Lot18 lays off 35% of staff
New York-based online wine merchant Lot18 has laid off 35% of its staff as it shrinks its business in a bid to turn a profit.
The company announced the redundancies yesterday at its New York office to 25 employees – 35% of its staff, according to technology website AllThingsD.
The cuts affected all areas of the business, including sales and marketing.
“We need to resource according to our new business model and operate the existing business more efficiently with considerably less burn,” CEO Jay Sung said in a statement.
It is the second round of layoffs in the past year for the startup, which has seen the company halve its staff from 90 a year ago to 46.
The company made 10 employees redundant last June when it closed its food division, Lot18 Gourmet, and its food and wine-themed excursion business, Lot18 Experiences, both of which were launched in late 2011.
A month later, it was forced to close its UK operation just four months after launching, blaming the closure on the dominance of supermarkets in Britain.
In a strategy shift, Lot18 is moving from solely operating as a flash sales site selling wine at a discount to its membership base, to also selling wine through a subscription model in order to generate an ongoing revenue stream.

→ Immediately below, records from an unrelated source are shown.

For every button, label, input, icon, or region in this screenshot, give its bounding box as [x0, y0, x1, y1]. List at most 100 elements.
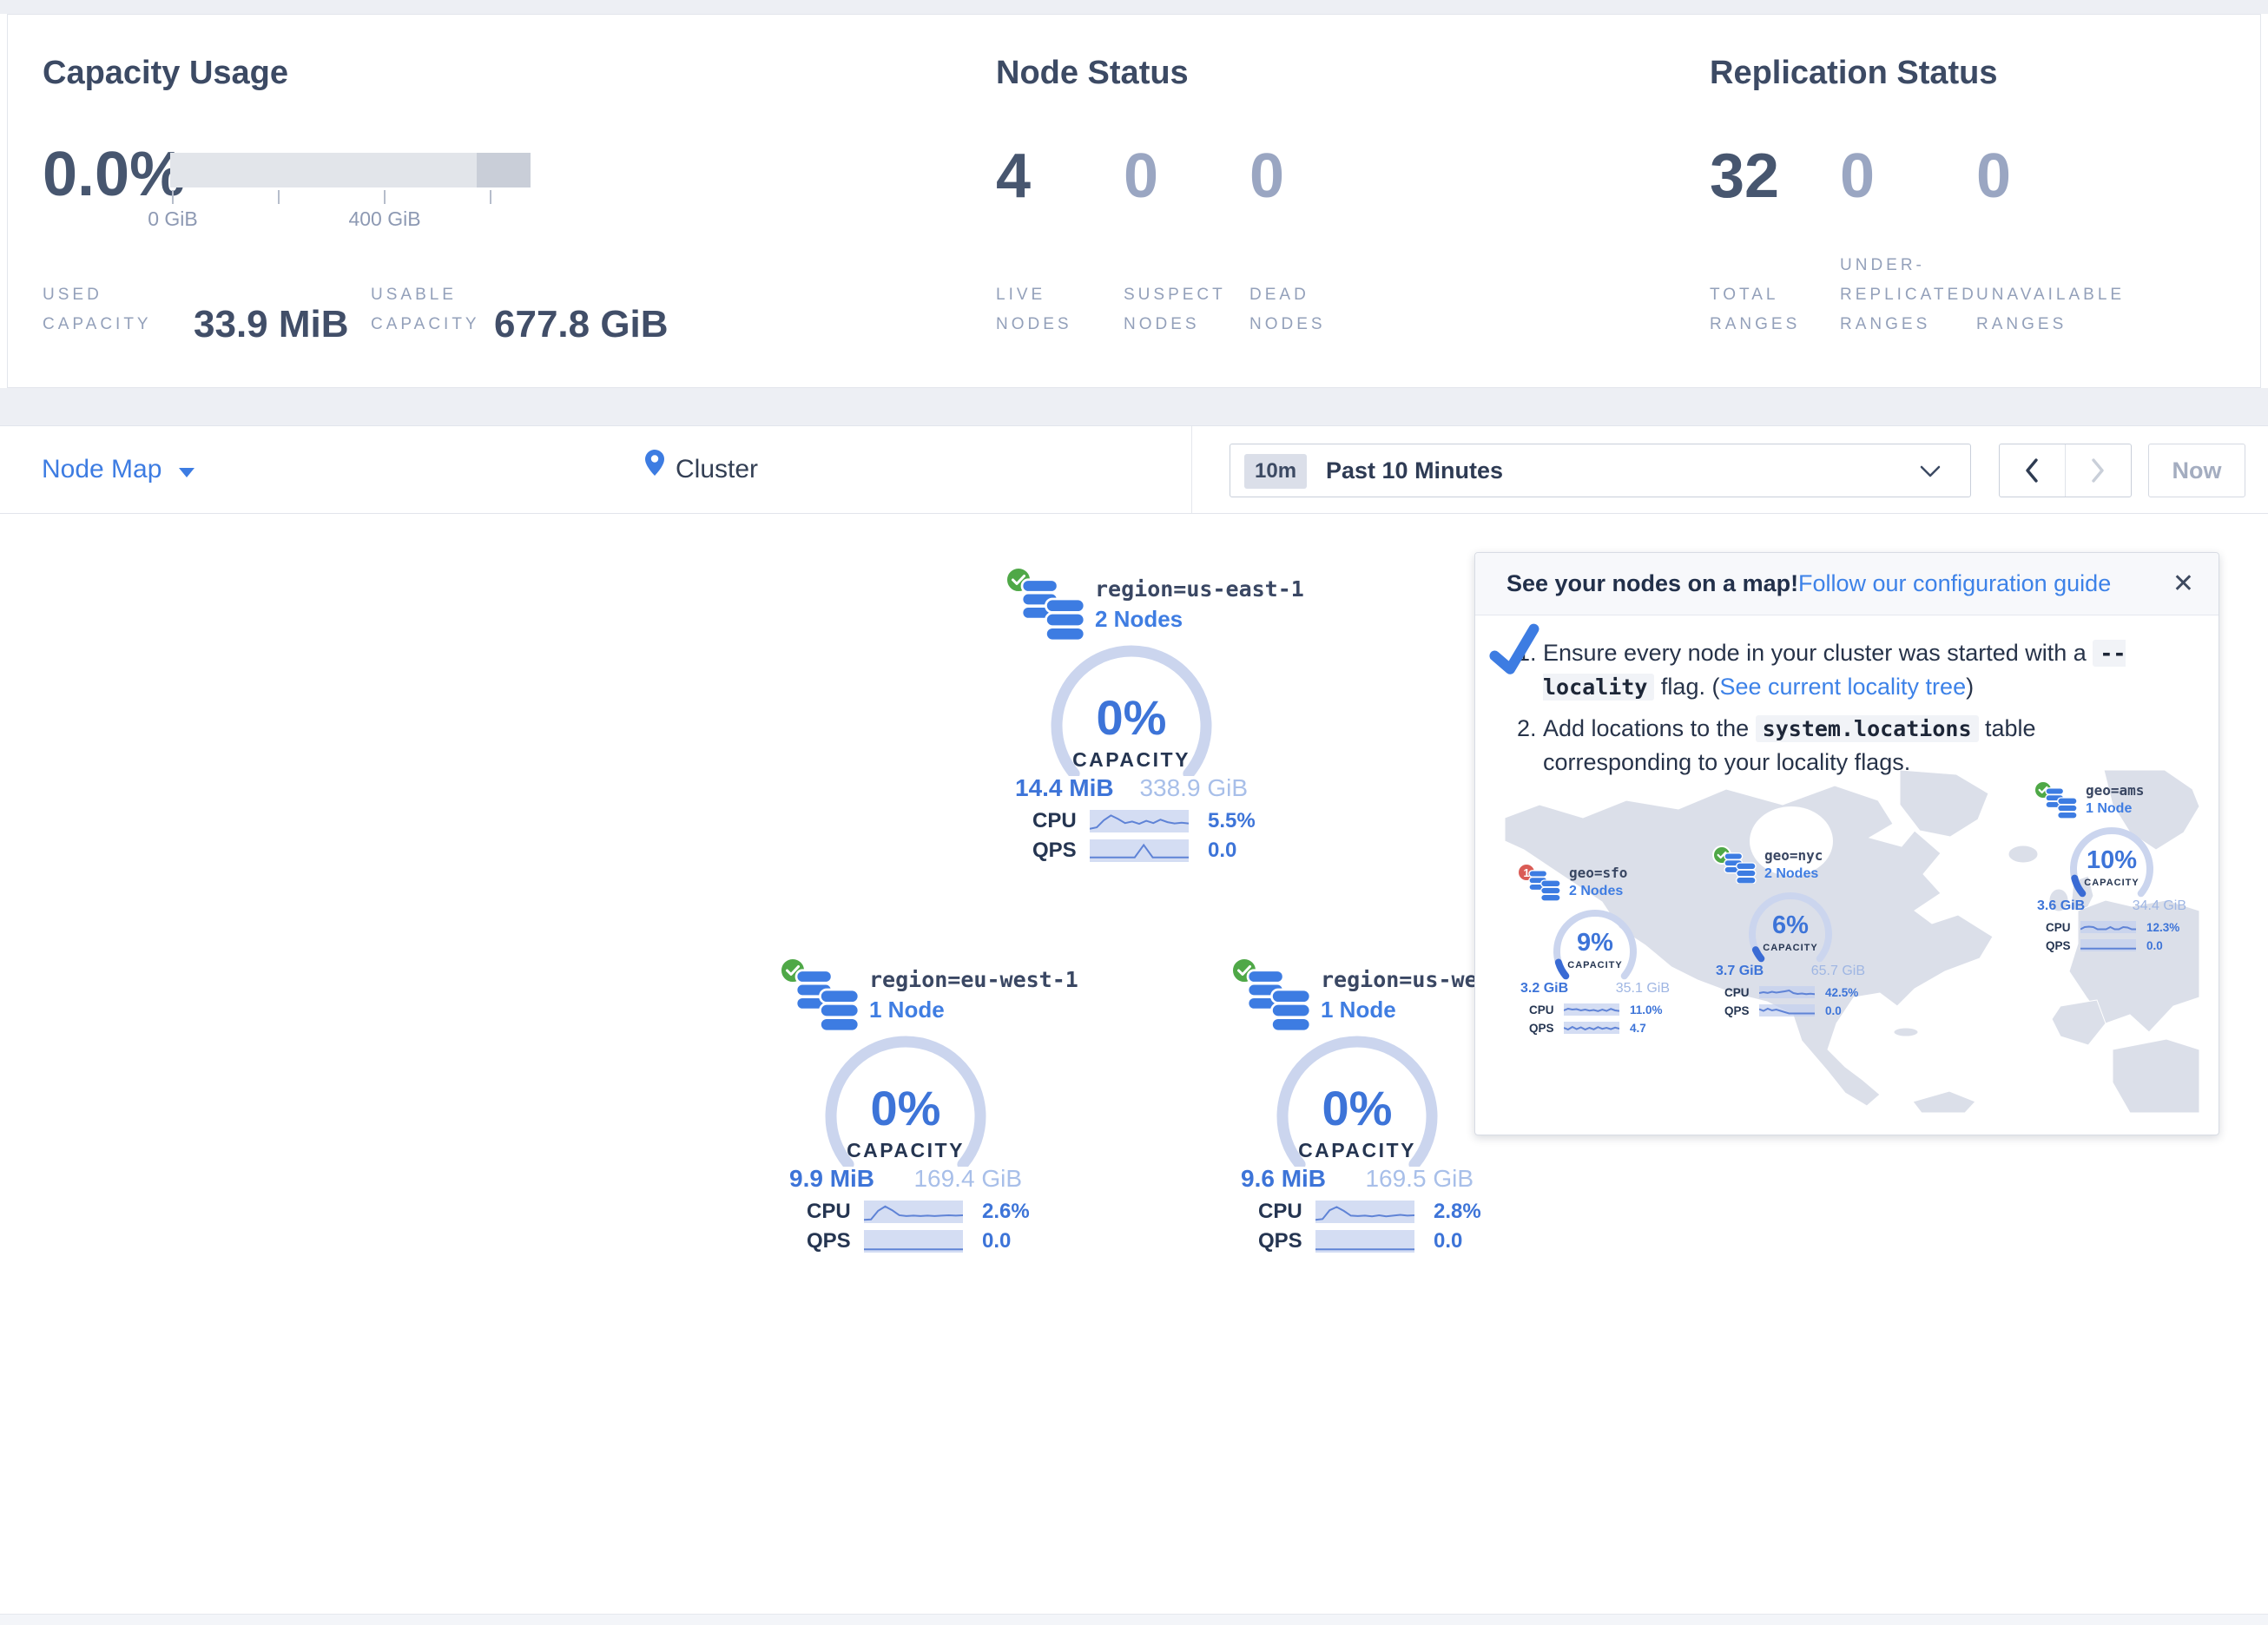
- map-node-count: 2 Nodes: [1569, 884, 1624, 898]
- cpu-sparkline: [864, 1201, 963, 1223]
- chevron-left-icon: [2026, 458, 2038, 483]
- cluster-summary-card: Capacity Usage 0.0% 0 GiB 400 GiB USED C…: [7, 14, 2261, 388]
- code-system-locations: system.locations: [1755, 715, 1979, 742]
- breadcrumb-cluster[interactable]: Cluster: [676, 455, 759, 484]
- axis-tick: [278, 190, 280, 204]
- qps-value: 4.7: [1630, 1021, 1646, 1035]
- map-node-count: 2 Nodes: [1764, 866, 1819, 881]
- capacity-bar-segment: [477, 153, 531, 188]
- cpu-label: CPU: [807, 1200, 851, 1223]
- cpu-value: 11.0%: [1630, 1003, 1663, 1016]
- qps-label: QPS: [1258, 1229, 1302, 1253]
- node-group-count[interactable]: 2 Nodes: [1095, 606, 1183, 632]
- time-next-button[interactable]: [2066, 444, 2132, 497]
- under-replicated-count: 0: [1840, 141, 1876, 211]
- database-stack-icon: [2044, 787, 2079, 819]
- qps-sparkline: [1090, 839, 1189, 862]
- close-icon[interactable]: ✕: [2172, 569, 2194, 598]
- view-selector-node-map[interactable]: Node Map: [42, 455, 162, 484]
- cpu-sparkline: [2080, 921, 2136, 933]
- world-map-preview: [1505, 770, 2199, 1113]
- used-value: 3.7 GiB: [1716, 964, 1764, 978]
- map-node-region: geo=nyc: [1764, 847, 1823, 864]
- used-value: 3.6 GiB: [2037, 898, 2086, 913]
- chevron-down-icon: [1920, 465, 1941, 477]
- qps-label: QPS: [1032, 839, 1077, 862]
- gauge-capacity-label: CAPACITY: [1298, 1139, 1416, 1161]
- capacity-percent: 0.0%: [43, 140, 186, 209]
- cpu-label: CPU: [1724, 985, 1750, 999]
- used-value: 14.4 MiB: [1015, 774, 1114, 801]
- usable-capacity-value: 677.8 GiB: [494, 303, 669, 345]
- axis-tick: [490, 190, 491, 204]
- step-complete-check-icon: [1489, 623, 1539, 674]
- gauge-percent: 0%: [1096, 690, 1167, 745]
- total-value: 35.1 GiB: [1615, 981, 1670, 996]
- total-value: 34.4 GiB: [2132, 898, 2186, 913]
- cpu-label: CPU: [2046, 920, 2071, 934]
- usable-capacity-label: USABLE CAPACITY: [371, 286, 480, 333]
- qps-label: QPS: [1529, 1021, 1554, 1035]
- under-replicated-label: UNDER- REPLICATED RANGES: [1840, 256, 1977, 333]
- node-group-region: region=us-east-1: [1095, 576, 1304, 602]
- node-group-region: region=eu-west-1: [869, 967, 1078, 992]
- total-value: 65.7 GiB: [1810, 964, 1865, 978]
- qps-sparkline: [864, 1230, 963, 1253]
- configuration-guide-link[interactable]: Follow our configuration guide: [1798, 570, 2112, 596]
- now-button[interactable]: Now: [2148, 444, 2245, 497]
- node-group-count[interactable]: 1 Node: [1321, 997, 1396, 1023]
- unavailable-ranges-label: UNAVAILABLE RANGES: [1976, 286, 2126, 333]
- used-value: 9.6 MiB: [1241, 1165, 1327, 1192]
- qps-value: 0.0: [1434, 1229, 1463, 1253]
- capacity-usage-title: Capacity Usage: [43, 55, 289, 91]
- gauge-percent: 6%: [1772, 911, 1809, 939]
- suspect-nodes-count: 0: [1124, 141, 1159, 211]
- capacity-gauge: 0% CAPACITY: [1036, 639, 1227, 776]
- setup-steps-list: Ensure every node in your cluster was st…: [1510, 636, 2186, 787]
- cpu-value: 2.8%: [1434, 1200, 1481, 1223]
- capacity-gauge: 0% CAPACITY: [810, 1030, 1001, 1167]
- node-group-count[interactable]: 1 Node: [869, 997, 945, 1023]
- page-gap-strip: [0, 388, 2268, 425]
- time-range-dropdown[interactable]: 10m Past 10 Minutes: [1230, 444, 1971, 497]
- capacity-gauge: 10% CAPACITY: [2060, 822, 2164, 898]
- gauge-percent: 9%: [1577, 929, 1613, 957]
- qps-value: 0.0: [1825, 1003, 1842, 1017]
- qps-sparkline: [1315, 1230, 1414, 1253]
- cpu-sparkline: [1315, 1201, 1414, 1223]
- cpu-label: CPU: [1529, 1003, 1554, 1016]
- setup-step-2: Add locations to the system.locations ta…: [1543, 712, 2186, 780]
- footer-strip: [0, 1614, 2268, 1625]
- database-stack-icon: [1020, 578, 1086, 641]
- capacity-gauge: 6% CAPACITY: [1738, 887, 1843, 964]
- used-value: 9.9 MiB: [789, 1165, 875, 1192]
- dead-nodes-count: 0: [1249, 141, 1285, 211]
- qps-value: 0.0: [1208, 839, 1237, 862]
- cpu-value: 42.5%: [1825, 985, 1859, 999]
- time-prev-button[interactable]: [2000, 444, 2066, 497]
- suspect-nodes-label: SUSPECT NODES: [1124, 286, 1226, 333]
- map-pin-icon: [645, 450, 664, 476]
- live-nodes-label: LIVE NODES: [996, 286, 1072, 333]
- total-ranges-label: TOTAL RANGES: [1710, 286, 1801, 333]
- qps-sparkline: [2080, 939, 2136, 951]
- qps-sparkline: [1564, 1022, 1619, 1034]
- unavailable-ranges-count: 0: [1976, 141, 2012, 211]
- qps-value: 0.0: [982, 1229, 1012, 1253]
- database-stack-icon: [1527, 870, 1562, 901]
- qps-label: QPS: [2046, 938, 2071, 952]
- cpu-sparkline: [1759, 986, 1815, 998]
- qps-value: 0.0: [2146, 938, 2163, 952]
- toolbar-divider: [1191, 426, 1192, 513]
- world-map-landmass: [1505, 770, 2199, 1113]
- locality-tree-link[interactable]: See current locality tree: [1719, 674, 1967, 700]
- popup-title: See your nodes on a map!: [1507, 570, 1799, 596]
- database-stack-icon: [1246, 969, 1312, 1031]
- qps-label: QPS: [1724, 1003, 1750, 1017]
- page-top-strip: [0, 0, 2268, 14]
- gauge-capacity-label: CAPACITY: [2084, 878, 2139, 888]
- replication-status-title: Replication Status: [1710, 55, 1998, 91]
- gauge-capacity-label: CAPACITY: [1567, 960, 1623, 970]
- gauge-percent: 0%: [870, 1081, 941, 1135]
- axis-tick-label: 400 GiB: [348, 207, 421, 230]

Lot18’s founder, Philip James, is spearheading the launch of the new subscription business.
James is hoping the new initiative will allow the company to scale back on the time and attention that the flash sales business requires.
Despite having just let 25 staff go, he plans to do select hiring for the new venture.
Lot18 recently tested two new subscription services: customers could either sign up to receive six bottles for £60 a month, or 12 bottles for £90 a month.
The company, which specialises in sourcing difficult-to-find parcels and rare single bottles, started selling wine online in November 2010.